È dunque in Sicilia che ci specializziamo in questa coltivazione ed è qui che ancor oggi la “scuzzulata” ci consente di produrre frutti prelibati. Tre sono le varietà che si distinguono per la colorazione della polpa: la Sanguigna o Rossa, succosa dal gusto corposo, la Sulfarina o Gialla, consistente e saporita, e la Muscaredda o Bianca, dal sapore delicato, prodotte in tre località principali, nella valle del Belice, nel sud-ovest etneo e nella Sicilia centro-orientale sulle colline di San Cono, piccolo centro del catanese ritenuto la “Capitale della ficodindiacoltura” con i suoi 1400 ettari coltivati.
Per secoli pane dei poveri, il ficodindia ha sfamato intere generazioni. In passato veniva consumato allo stato fresco, come frutta. I vecchi contadini siciliani ne piantavano sempre una “macchia” vicino alla casetta rurale per assicurare una pronta fonte di approvvigionamento a se stessi e agli animali, e non iniziavano mai la giornata senza aver fatto colazione con pane e fichidindia appena raccolti.
La grande abbondanza stimolò nel tempo l’ingegno delle nostre nonne che, a forza di provare e riprovare, inventarono conserve e vari dolci le cui ricette ancor oggi vengono tramandate. Stiamo parlando dei “geli”, dei “mustazzola” e della “mustata”, quest’ultima una bontà assolutamente tra le più genuine preparata nelle antiche “quarare”, a fuoco lento, da gustare se si va a visitare soprattutto Militello, a 45 chilometri da Catania: qui la mostarda è proprio un’arte.

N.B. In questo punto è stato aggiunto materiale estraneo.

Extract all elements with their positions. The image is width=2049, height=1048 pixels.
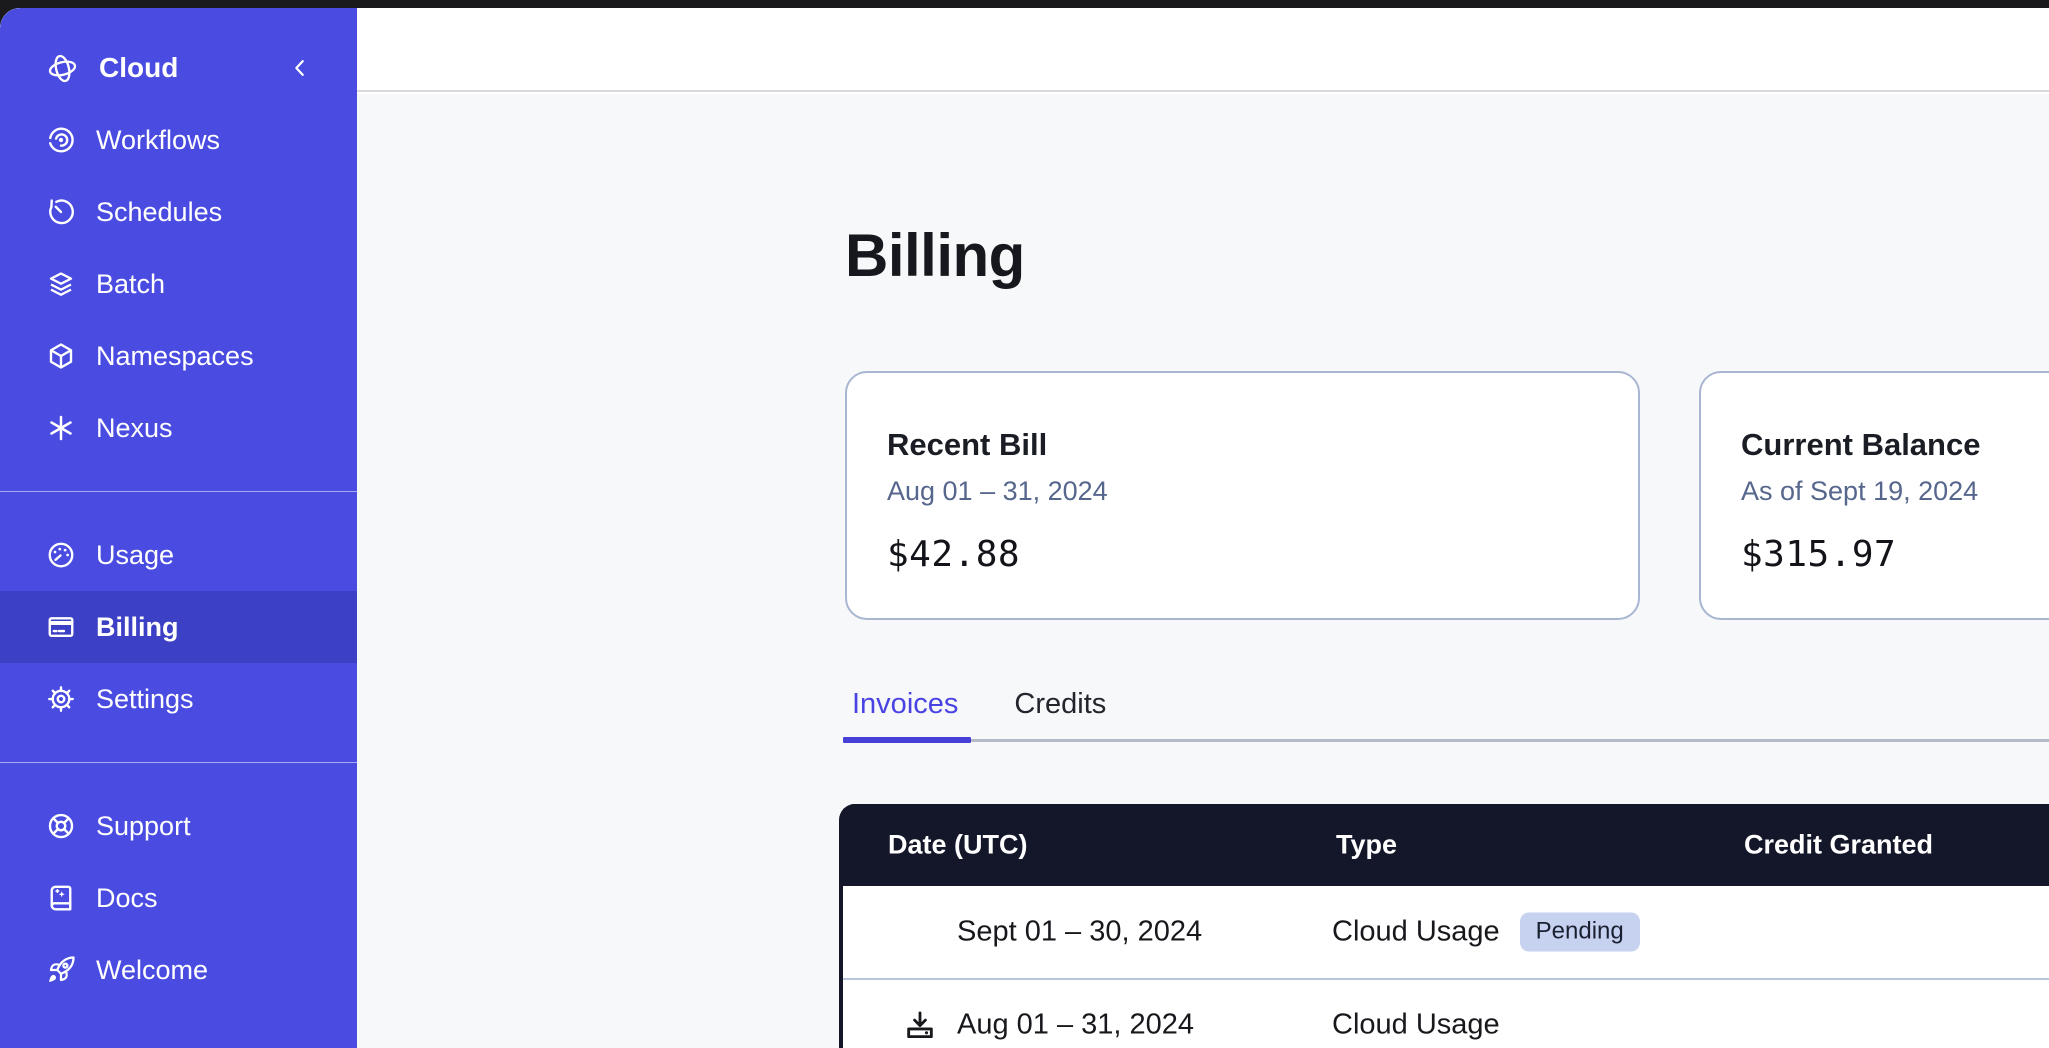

Ricco di acqua, di zuccheri semplici, fonte preziosa di sali minerali quali calcio e fosforo, di vitamine A e C, di fibre, al frutto del ficodindia, che contiene poche calorie, sono da tempo attribuite diverse azioni terapeutiche, tra queste quella depurativa. Ottimi sono anche i fiori, il cui infuso è un vero toccasana per la diuresi, e le bucce del frutto che despinate e sbollentate, possono essere fritte in pastella o addirittura a cotolette per rendere sfiziosi gli antipasti. Insomma una pianta dai tanti utilizzi, che in Sicilia viene coltivata con attenzione e grande cura per 3000 ettari producendo ogni anno circa 50000 tonnellate di prodotto. Questo è il periodo ideale per poterli degustare: a chi vuol saperne di più l’invito a visitare nei primi di ottobre le sagre dedicate al ficodindia. Vi troverete dinanzi uno spettacolo gastronomico davvero interessante circondati da un paesaggio mozzafiato, dove il verde intenso delle pale dei fichidindia, spruzzato dalle mille sfumature di giallo, rosso ed arancio si fonde armoniosamente con l’azzurro del cielo.